I think it was cold. It was January 14th, so it must have been. But it’s Texas so maybe it was one of those random 70 degree days in the middle of winter. But I’m certain I was wearing his red letter jacket with the off white sleeves. He lettered in band. Pretty damn nerdy–but he liked me and that’s all that mattered. I stole his jacket every chance I got–even when I had another boyfriend.
I think it’s gone. Tossed out in a moment of deep cleaning and organization. I didn’t want to be nostalgic or cling to the past. I tried to forget and bury the pieces that carried so much shame. A letter jacket transported me to some of the darkest places in my life–I was ruthless and purged it.
But that day the jacket was warmth and hope and possibility. He towered over me even then, already six feet and three inches. His arm was slung across my shoulders pulling me close to him, hip to hip as we walked. We were at the playground at the school six houses down from my house. He led me around the back, to a clump of trees. I performed a play on the stage over there in fifth grade modeled after “The True Confessions of Charlotte Doyle.” He held my hand and butterflies pounded in my stomach. I was worried my palms were slick with sweat. I had warts too back then that plagued me and I was embarrassed for him to notice the one on the fleshy part of my hand below my thumb.
He stopped and pulled me close, hugging me for a moment and then asked the question that I think had been on his mind for a month.

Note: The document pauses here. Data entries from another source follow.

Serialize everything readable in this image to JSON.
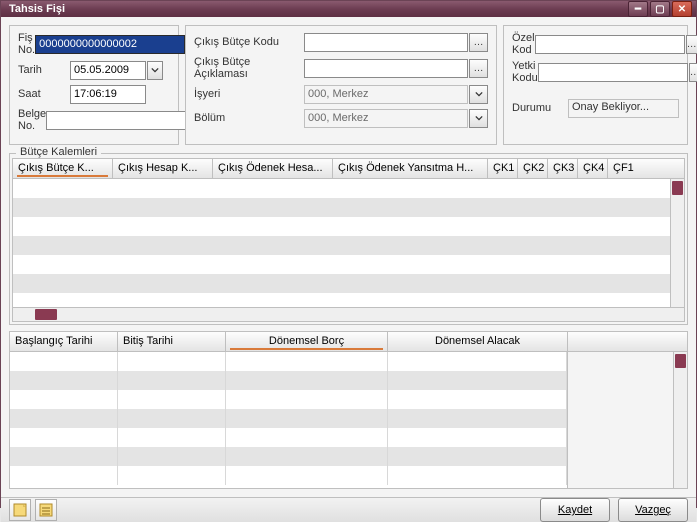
{
  "window": {
    "title": "Tahsis Fişi"
  },
  "left": {
    "fisno_label": "Fiş No.",
    "fisno_value": "0000000000000002",
    "tarih_label": "Tarih",
    "tarih_value": "05.05.2009",
    "saat_label": "Saat",
    "saat_value": "17:06:19",
    "belgeno_label": "Belge No.",
    "belgeno_value": ""
  },
  "mid": {
    "cikis_butce_kodu_label": "Çıkış Bütçe Kodu",
    "cikis_butce_kodu_value": "",
    "cikis_butce_acik_label": "Çıkış Bütçe Açıklaması",
    "cikis_butce_acik_value": "",
    "isyeri_label": "İşyeri",
    "isyeri_value": "000, Merkez",
    "bolum_label": "Bölüm",
    "bolum_value": "000, Merkez"
  },
  "right": {
    "ozel_kod_label": "Özel Kod",
    "ozel_kod_value": "",
    "yetki_kodu_label": "Yetki Kodu",
    "yetki_kodu_value": "",
    "durumu_label": "Durumu",
    "durumu_value": "Onay Bekliyor..."
  },
  "grid1": {
    "legend": "Bütçe Kalemleri",
    "cols": {
      "c1": "Çıkış Bütçe K...",
      "c2": "Çıkış Hesap K...",
      "c3": "Çıkış Ödenek Hesa...",
      "c4": "Çıkış Ödenek Yansıtma H...",
      "ck1": "ÇK1",
      "ck2": "ÇK2",
      "ck3": "ÇK3",
      "ck4": "ÇK4",
      "cf1": "ÇF1"
    }
  },
  "grid2": {
    "cols": {
      "start": "Başlangıç Tarihi",
      "end": "Bitiş Tarihi",
      "borc": "Dönemsel Borç",
      "alacak": "Dönemsel Alacak"
    }
  },
  "buttons": {
    "save": "Kaydet",
    "cancel": "Vazgeç"
  },
  "icons": {
    "ellipsis": "…",
    "note1": "note-yellow-icon",
    "note2": "note-lines-icon"
  }
}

“Will you be my girlfriend?”
And he reached into his jeans pocket (except if it was warm at all he would have been in denim black shorts with calf high socks and sneakers) and pulled out a coke tab which he slid into my hand. I owed him a kiss for that, which I allowed him to take.We lingered there for a few moments–shy and all sorts of awkward. And then we began the journey back to my house where I would have to tell my mom and sisters about my new boyfriend.

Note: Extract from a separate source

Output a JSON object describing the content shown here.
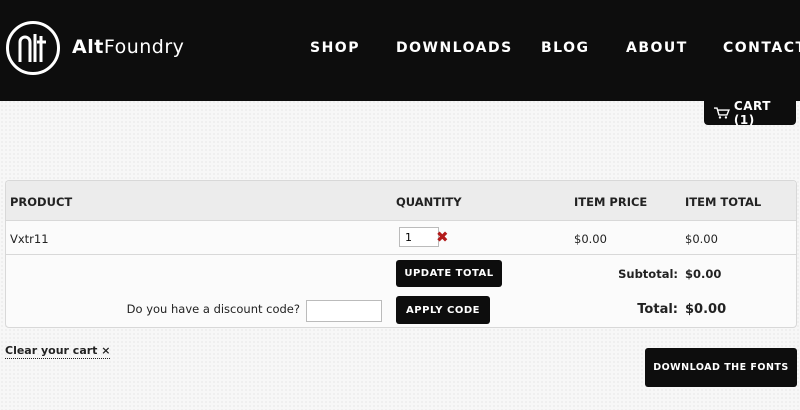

This isn’t an easy story to share. I have spent years discarding and burying it because I hate that fourteen year old girl. I want nothing to do with her, and I don’t want to remember her or be like her. She was self-righteous, filled with anger, and desperate for both attention and acceptance. She did whatever it took to get those things for herself.
But even in that time, someone called her loved and has stood with her and fought for her for sixteen years.
I decided this story is one worth telling. I wouldn’t say he’s my soul-mate, but there is a steadfastness here that made me fall in love with him and I need to remember that. Like the jacket I so ruthlessly discarded, I need to remember what it meant first instead of what I called it later. I need to remember the warmth, the hope, and the possibility–the bits of goodness that flicker in and out through that time.I need to go back to my dark and find the light.